AgResearch applied parasitology researcher Dave Leathwick told farmers at the Massey University farmers' science day last month that the cost of drench resistance in one trial was a 20% drop in lamb growth over summer. A recent repeat trial showed a 14% loss of carcase value, totalling 2.8kg between January and May.
"A few years ago when lambs were worth $50 each we estimated losses at $1000-$2000 per 2000 ewes from drench resistance. Drench resistance can cost you thousands of dollars without you being able to see it."
He says he is getting tired of farmers telling him they haven't got a resistance problem because "their stock look fine".
Leathwick urged farmers to safeguard the efficacy of the cheaper drenches because without them they will have to go to the new expensive drench family.
"Farmers don't realise that they simply can't see the problem."
Every farmer needs to regularly test drenches on their farm to make sure they are not wasting money, he says. A drench test will cost about $1000 and needs to done every three years, thus $300 a year. Leathwick says the cost of undetected resistance is easily $5000 a year.
Minimising drench resistance can be managed on an industry-wide basis, he says, citing Landcorp which has been testing since early in the 1990s. In a recent survey 83% of Landcorp farms passed all test groups compared with 36% of farmers nationally when tested for drench resistance.
"The benefit for them today is substantial; they are able to use cheaper products and know they are going to work."

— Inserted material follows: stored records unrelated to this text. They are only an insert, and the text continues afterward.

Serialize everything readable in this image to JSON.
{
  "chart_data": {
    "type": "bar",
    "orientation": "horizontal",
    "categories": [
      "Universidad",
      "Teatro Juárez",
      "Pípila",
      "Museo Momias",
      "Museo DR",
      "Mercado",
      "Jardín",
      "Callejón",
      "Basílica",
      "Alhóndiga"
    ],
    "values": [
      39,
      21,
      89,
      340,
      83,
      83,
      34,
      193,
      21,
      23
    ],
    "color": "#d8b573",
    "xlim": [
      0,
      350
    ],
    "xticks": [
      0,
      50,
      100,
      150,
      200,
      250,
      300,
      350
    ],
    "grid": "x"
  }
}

Leathwick told farmers to identify whether they have a problem, then use the three basic principles to keep resistance at bay and safeguard the effective drenches they have.
The first principle is to identify and mitigate high-risk practices. Using long-acting products (capsules, injections and pour-ons), treatment of ewes around lambing, drenching on to low-contamination pastures and running a monoculture of young stock and inadequate quarantine procedures are all high-risk, he says.
Preserving susceptibility is the second principle - and Leathwick suggests using refugia techniques to do this. Refugia means a selective breeding programme to dilute the gene pool, getting resistant genotypes to mate with susceptible genotypes.
There are many possible ways of getting refugia, he says, including extending the interval between treatments, drenching before or after the move, leaving some animals undrenched (drench the tail end and leave the rest), or leaving ewes undrenched and rotationally grazing them over the same pasture as the lambs.
Deciding how much refugia is needed is a difficult question to answer, Leathwick says, because it is affected by the efficacy of the drench. To get a 10-fold dilution of resistant eggs if the efficacy of the drench is 99.9% requires leaving only 1% untreated as refugia, but if the efficacy of the drench drops to 95% then 34% of the flock needs to be left untreated as refugia.
The use of combination drenches is the third principle. For farmers with a resistance problem the combination will maintain worm control while slowing the growth of resistance.